La situación es altamente inestable. ¿Hasta qué punto pueden tensar esos países impunemente la cuerda? El peligro de un riesgo mal calculado es enorme. En Odessa, en Lituania, en Pyongyang o en las islas Senkaku, podría estallar en cualquier momento la chispa fatal que hiciera estallar ese gran conflicto que nadie desea.
El mundo necesita a la ONU. Pero no a esta ONU… La institución debe ser reformada, para erigirse en el centro de un nuevo sistema internacional, en el que la mayoría deje de vivir subordinada a «las decisiones de unos pocos». Hace falta una ONU con «poder efectivo» en materia de desarme o de defensa del medio ambiente, y con potestad también «para gobernar la economía mundial». Esto significa dar mayor preponderancia a cuestiones como los desequilibrios económicos en el planeta, la «seguridad alimentaria» o la regulación de «los flujos migratorios».

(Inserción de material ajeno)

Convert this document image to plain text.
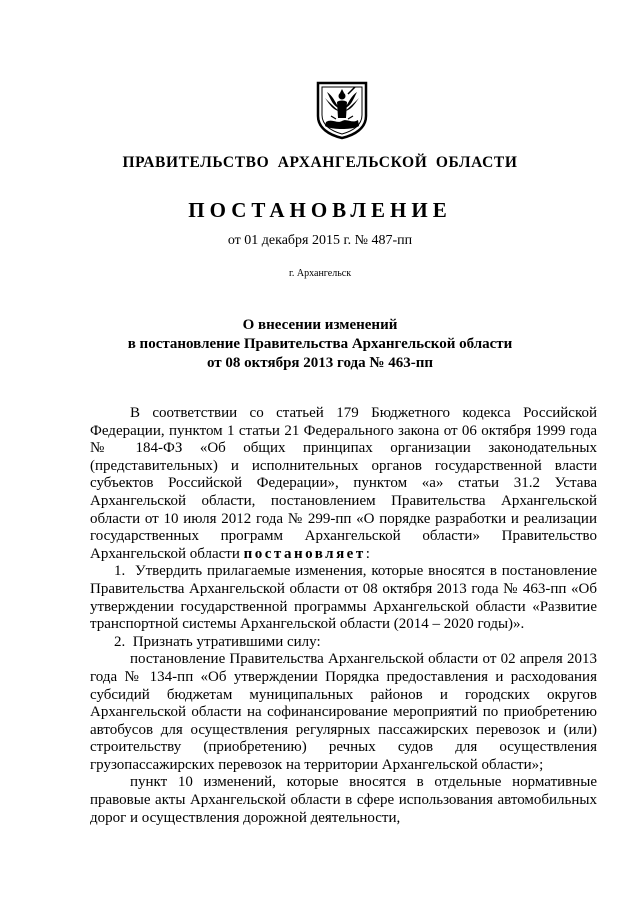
ПРАВИТЕЛЬСТВО АРХАНГЕЛЬСКОЙ ОБЛАСТИ
ПОСТАНОВЛЕНИЕ
от 01 декабря 2015 г. № 487-пп
г. Архангельск
О внесении изменений
в постановление Правительства Архангельской области
от 08 октября 2013 года № 463-пп

В соответствии со статьей 179 Бюджетного кодекса Российской Федерации, пунктом 1 статьи 21 Федерального закона от 06 октября 1999 года № 184-ФЗ «Об общих принципах организации законодательных (представительных) и исполнительных органов государственной власти субъектов Российской Федерации», пунктом «а» статьи 31.2 Устава Архангельской области, постановлением Правительства Архангельской области от 10 июля 2012 года № 299-пп «О порядке разработки и реализации государственных программ Архангельской области» Правительство Архангельской области постановляет:

1.  Утвердить прилагаемые изменения, которые вносятся в постановление Правительства Архангельской области от 08 октября 2013 года № 463-пп «Об утверждении государственной программы Архангельской области «Развитие транспортной системы Архангельской области (2014 – 2020 годы)».

2.  Признать утратившими силу:

постановление Правительства Архангельской области от 02 апреля 2013 года № 134-пп «Об утверждении Порядка предоставления и расходования субсидий бюджетам муниципальных районов и городских округов Архангельской области на софинансирование мероприятий по приобретению автобусов для осуществления регулярных пассажирских перевозок и (или) строительству (приобретению) речных судов для осуществления грузопассажирских перевозок на территории Архангельской области»;

пункт 10 изменений, которые вносятся в отдельные нормативные правовые акты Архангельской области в сфере использования автомобильных дорог и осуществления дорожной деятельности,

El diagnóstico es de Benedicto XVI; está formulado en su encíclica Caritas in veritate. Releído hoy, el realismo de esta tesis resulta incontestable. Hace falta un nuevo orden mundial en el que puedan también reconocerse los países pobres. Sólo así habrá una masa crítica de países que permitirá que quien desafíe ese orden mundial, con reglas justas y una merecida legitimidad moral, quede automáticamente aislado. Eso exige, naturalmente, una identificación total de la ONU y de todas sus agencias con la Declaración Universal de los Derechos Humanos, un respeto escrupuloso al principio de subsidiariedad y, por supuesto, el fin de ese colonialismo ideológico que llevan a cabo algunas agencias de la ONU. El primer mundo –dijo Benedicto XVI al inaugurar el Sínodo de los obispos sobre África– debe dejar de exportar a estos países «desechos tóxicos espirituales».

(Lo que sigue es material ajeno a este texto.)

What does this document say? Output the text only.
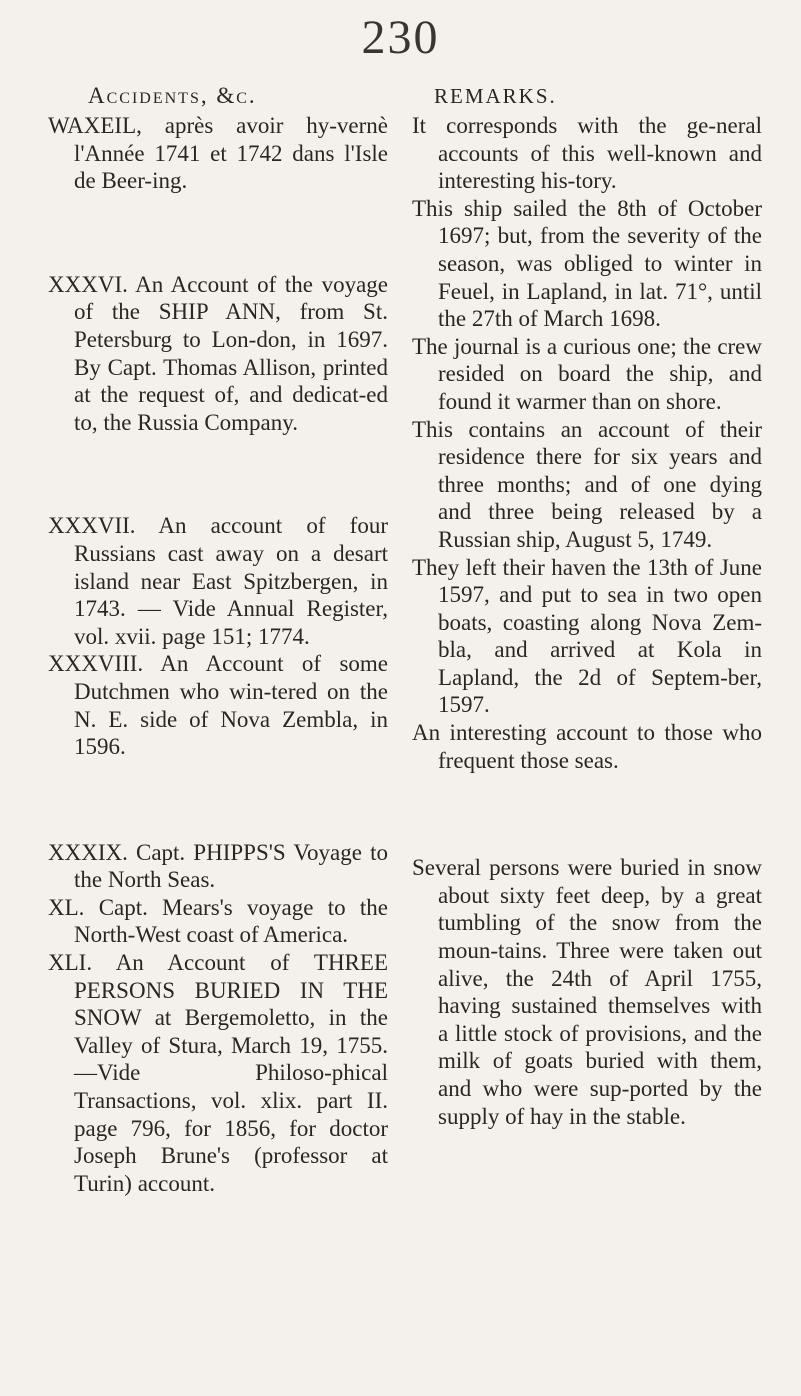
230
Accidents, &c.

WAXEIL, après avoir hy-vernè l'Année 1741 et 1742 dans l'Isle de Beer-ing.

XXXVI. An Account of the voyage of the SHIP ANN, from St. Petersburg to Lon-don, in 1697. By Capt. Thomas Allison, printed at the request of, and dedicat-ed to, the Russia Company.

XXXVII. An account of four Russians cast away on a desart island near East Spitzbergen, in 1743. — Vide Annual Register, vol. xvii. page 151; 1774.

XXXVIII. An Account of some Dutchmen who win-tered on the N. E. side of Nova Zembla, in 1596.

XXXIX. Capt. PHIPPS'S Voyage to the North Seas.

XL. Capt. Mears's voyage to the North-West coast of America.

XLI. An Account of THREE PERSONS BURIED IN THE SNOW at Bergemoletto, in the Valley of Stura, March 19, 1755.—Vide Philoso-phical Transactions, vol. xlix. part II. page 796, for 1856, for doctor Joseph Brune's (professor at Turin) account.

REMARKS.

It corresponds with the ge-neral accounts of this well-known and interesting his-tory.

This ship sailed the 8th of October 1697; but, from the severity of the season, was obliged to winter in Feuel, in Lapland, in lat. 71°, until the 27th of March 1698.

The journal is a curious one; the crew resided on board the ship, and found it warmer than on shore.

This contains an account of their residence there for six years and three months; and of one dying and three being released by a Russian ship, August 5, 1749.

They left their haven the 13th of June 1597, and put to sea in two open boats, coasting along Nova Zem-bla, and arrived at Kola in Lapland, the 2d of Septem-ber, 1597.

An interesting account to those who frequent those seas.

Several persons were buried in snow about sixty feet deep, by a great tumbling of the snow from the moun-tains. Three were taken out alive, the 24th of April 1755, having sustained themselves with a little stock of provisions, and the milk of goats buried with them, and who were sup-ported by the supply of hay in the stable.
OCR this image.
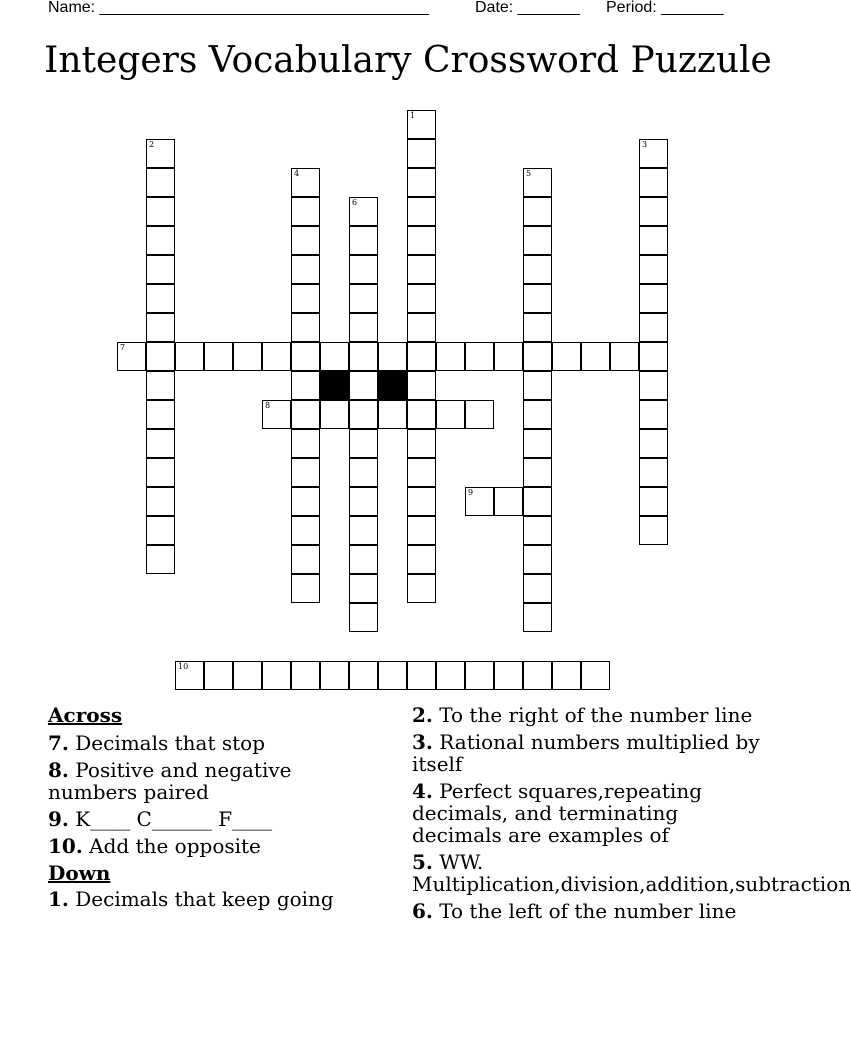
Name: _____________________________________	Date: _______ Period: _______
Integers Vocabulary Crossword Puzzule
1
2	3
4	5
6
7
8
9
10
Across
7. Decimals that stop
8. Positive and negative numbers paired
9. K____ C______ F____
10. Add the opposite
Down
1. Decimals that keep going
2. To the right of the number line
3. Rational numbers multiplied by itself
4. Perfect squares,repeating decimals, and terminating decimals are examples of
5. WW. Multiplication,division,addition,subtraction
6. To the left of the number line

La única alternativa a esa refundación del orden internacional, en el que el Sur se sienta también miembro de pleno derecho, sería que Occidente estableciera algún tipo de inestable sistema de pactos con todas esas potencias dispuestas a desafiar su liderazgo, sabiendo que los desafíos irán progresivamente in crescendo, y que se producirán cada vez con más frecuencia situaciones que exigirán el recurso a la fuerza militar.
Habrá que elegir entre lo uno o lo otro. El sueño del fin de la historia ha terminado, aunque algunos (¡Europa!) se nieguen a despertar.